We had all become geared up for a rather more apocalyptic statement. As the rest of us gazed at Brother Jerome in astonishment, Brother Clemence patted his elbow — his sleeve had slid down over it again — and said, “I know you don’t, Jerome. This is our environment. We need this the way fish need water. We’ll do everything we can to save the monastery.”
“Prayer,” said Brother Jerome.
“We are praying,” Brother Clemence said. “Every one of us.”
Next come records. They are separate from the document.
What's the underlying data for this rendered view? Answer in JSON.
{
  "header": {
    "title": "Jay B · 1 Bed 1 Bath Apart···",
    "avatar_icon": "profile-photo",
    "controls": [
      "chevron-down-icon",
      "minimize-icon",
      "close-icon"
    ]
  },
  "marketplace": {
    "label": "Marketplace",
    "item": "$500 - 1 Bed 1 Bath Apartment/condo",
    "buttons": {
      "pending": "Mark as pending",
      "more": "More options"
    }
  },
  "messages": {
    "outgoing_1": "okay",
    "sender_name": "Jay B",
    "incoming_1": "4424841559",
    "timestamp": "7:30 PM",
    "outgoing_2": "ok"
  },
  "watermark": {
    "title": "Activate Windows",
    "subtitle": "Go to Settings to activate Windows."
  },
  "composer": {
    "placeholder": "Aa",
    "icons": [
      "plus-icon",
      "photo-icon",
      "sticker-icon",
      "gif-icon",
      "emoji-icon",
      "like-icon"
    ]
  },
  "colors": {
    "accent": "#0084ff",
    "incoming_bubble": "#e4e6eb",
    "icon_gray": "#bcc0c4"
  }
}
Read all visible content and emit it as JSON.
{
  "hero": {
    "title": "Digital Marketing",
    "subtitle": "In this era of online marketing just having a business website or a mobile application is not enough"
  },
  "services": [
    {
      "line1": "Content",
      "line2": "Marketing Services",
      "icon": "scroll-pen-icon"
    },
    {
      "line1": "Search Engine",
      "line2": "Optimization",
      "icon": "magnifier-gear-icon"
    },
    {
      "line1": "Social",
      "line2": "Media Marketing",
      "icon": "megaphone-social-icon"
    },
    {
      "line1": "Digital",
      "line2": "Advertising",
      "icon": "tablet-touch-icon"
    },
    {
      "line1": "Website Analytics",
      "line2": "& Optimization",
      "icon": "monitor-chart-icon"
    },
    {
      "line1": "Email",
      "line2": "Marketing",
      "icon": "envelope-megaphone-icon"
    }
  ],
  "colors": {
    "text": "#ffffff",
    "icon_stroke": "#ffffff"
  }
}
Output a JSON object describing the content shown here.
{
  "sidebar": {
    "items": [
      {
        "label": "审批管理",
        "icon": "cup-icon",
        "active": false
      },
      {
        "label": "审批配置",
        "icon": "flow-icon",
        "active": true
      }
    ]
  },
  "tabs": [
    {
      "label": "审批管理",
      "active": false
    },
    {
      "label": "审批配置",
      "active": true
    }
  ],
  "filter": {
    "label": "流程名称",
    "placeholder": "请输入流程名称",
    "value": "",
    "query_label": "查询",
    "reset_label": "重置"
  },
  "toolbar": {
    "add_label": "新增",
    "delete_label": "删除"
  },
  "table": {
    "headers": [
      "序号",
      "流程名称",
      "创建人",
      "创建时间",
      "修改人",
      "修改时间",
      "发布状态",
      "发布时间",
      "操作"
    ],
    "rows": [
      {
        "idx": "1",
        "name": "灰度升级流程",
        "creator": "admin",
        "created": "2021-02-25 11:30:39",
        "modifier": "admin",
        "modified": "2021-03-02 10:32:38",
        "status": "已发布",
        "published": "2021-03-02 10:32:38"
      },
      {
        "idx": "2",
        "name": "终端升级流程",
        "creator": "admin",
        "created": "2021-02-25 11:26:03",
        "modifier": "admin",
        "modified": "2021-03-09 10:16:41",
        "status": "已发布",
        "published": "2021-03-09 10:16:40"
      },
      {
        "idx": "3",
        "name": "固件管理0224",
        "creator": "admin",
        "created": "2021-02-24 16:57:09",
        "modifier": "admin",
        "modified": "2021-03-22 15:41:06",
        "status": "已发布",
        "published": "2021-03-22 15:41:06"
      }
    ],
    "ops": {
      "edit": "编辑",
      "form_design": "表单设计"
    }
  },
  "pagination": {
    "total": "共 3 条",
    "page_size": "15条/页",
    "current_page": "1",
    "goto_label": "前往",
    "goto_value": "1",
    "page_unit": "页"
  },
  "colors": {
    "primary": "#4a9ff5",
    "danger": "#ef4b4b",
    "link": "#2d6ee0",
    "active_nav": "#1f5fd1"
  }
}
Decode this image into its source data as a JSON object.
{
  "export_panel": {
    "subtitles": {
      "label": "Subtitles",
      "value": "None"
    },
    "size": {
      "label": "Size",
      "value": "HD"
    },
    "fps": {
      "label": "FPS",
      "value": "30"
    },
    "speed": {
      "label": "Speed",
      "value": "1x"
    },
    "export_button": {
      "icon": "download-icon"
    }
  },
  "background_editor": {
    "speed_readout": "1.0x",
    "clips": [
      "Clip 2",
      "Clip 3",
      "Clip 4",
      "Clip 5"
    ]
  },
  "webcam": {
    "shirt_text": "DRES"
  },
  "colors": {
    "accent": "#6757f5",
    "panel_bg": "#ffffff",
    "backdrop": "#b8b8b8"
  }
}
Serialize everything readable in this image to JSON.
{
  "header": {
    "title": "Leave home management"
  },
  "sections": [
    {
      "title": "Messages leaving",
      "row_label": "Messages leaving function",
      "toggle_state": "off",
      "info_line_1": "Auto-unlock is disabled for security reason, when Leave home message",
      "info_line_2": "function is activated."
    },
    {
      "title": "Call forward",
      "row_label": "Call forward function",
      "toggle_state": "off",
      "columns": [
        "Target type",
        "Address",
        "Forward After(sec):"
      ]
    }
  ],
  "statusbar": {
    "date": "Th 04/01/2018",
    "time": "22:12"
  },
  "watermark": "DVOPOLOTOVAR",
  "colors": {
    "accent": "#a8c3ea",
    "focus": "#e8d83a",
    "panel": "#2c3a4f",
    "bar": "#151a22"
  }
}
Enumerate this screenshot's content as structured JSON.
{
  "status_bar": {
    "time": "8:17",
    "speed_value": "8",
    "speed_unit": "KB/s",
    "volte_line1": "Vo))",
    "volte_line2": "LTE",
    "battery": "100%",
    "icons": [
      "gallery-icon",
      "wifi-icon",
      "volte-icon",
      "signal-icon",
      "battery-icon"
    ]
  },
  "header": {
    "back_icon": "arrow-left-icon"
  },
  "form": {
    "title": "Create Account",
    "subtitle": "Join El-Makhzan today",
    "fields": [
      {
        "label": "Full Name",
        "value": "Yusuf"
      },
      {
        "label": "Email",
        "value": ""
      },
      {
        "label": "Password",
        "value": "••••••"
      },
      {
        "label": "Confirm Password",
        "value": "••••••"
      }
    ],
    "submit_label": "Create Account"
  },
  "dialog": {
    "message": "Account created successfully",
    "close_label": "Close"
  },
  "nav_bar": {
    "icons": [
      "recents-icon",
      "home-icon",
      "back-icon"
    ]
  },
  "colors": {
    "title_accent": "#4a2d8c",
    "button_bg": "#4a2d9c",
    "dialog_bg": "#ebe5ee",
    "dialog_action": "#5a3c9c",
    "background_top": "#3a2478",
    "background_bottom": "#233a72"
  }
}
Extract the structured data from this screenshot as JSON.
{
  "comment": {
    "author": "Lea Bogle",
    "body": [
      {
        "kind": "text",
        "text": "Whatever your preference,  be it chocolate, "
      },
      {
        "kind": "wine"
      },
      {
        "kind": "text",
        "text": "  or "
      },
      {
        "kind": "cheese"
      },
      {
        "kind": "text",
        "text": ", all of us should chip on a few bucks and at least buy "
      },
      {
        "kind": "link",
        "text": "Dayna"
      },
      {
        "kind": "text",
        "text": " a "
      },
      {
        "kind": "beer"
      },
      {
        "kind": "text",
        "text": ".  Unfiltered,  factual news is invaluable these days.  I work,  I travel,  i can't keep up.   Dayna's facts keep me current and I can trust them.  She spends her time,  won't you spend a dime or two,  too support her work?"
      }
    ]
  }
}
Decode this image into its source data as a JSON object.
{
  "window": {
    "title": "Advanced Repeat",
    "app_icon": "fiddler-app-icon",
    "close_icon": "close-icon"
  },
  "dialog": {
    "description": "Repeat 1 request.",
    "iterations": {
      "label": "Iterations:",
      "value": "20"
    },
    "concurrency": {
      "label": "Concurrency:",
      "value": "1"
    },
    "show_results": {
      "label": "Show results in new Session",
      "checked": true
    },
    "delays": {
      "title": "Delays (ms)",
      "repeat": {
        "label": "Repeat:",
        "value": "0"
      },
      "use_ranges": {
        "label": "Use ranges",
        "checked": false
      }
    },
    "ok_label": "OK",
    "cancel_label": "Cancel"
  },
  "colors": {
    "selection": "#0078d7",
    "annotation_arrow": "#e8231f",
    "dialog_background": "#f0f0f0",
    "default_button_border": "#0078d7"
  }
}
“Everybody,” said Brother Jerome.
Brother Clemence turned to look at Brother Oliver, who had been listening with a pensive frown and who now said, “I agree, Brother Jerome. We’ve tried to keep this to ourselves, to not disturb the others, and we just can’t do it. We’ll have to tell them, if only so they can add their prayers to ours.”
“I agree,” said Brother Clemence, and the rest of us nodded our approval.
“Tomorrow morning,” Brother Oliver said. “After Mass.” He gave us all a somber look, and his gaze stopped at me. “Brother Benedict,” he said.
“Sir?”
“You’ll be getting the Sunday paper tonight?”
“I suppose so, yes.”
He closed his eyes, then opened them again. “Don’t find anything else,” he said. “If you can possibly help it.”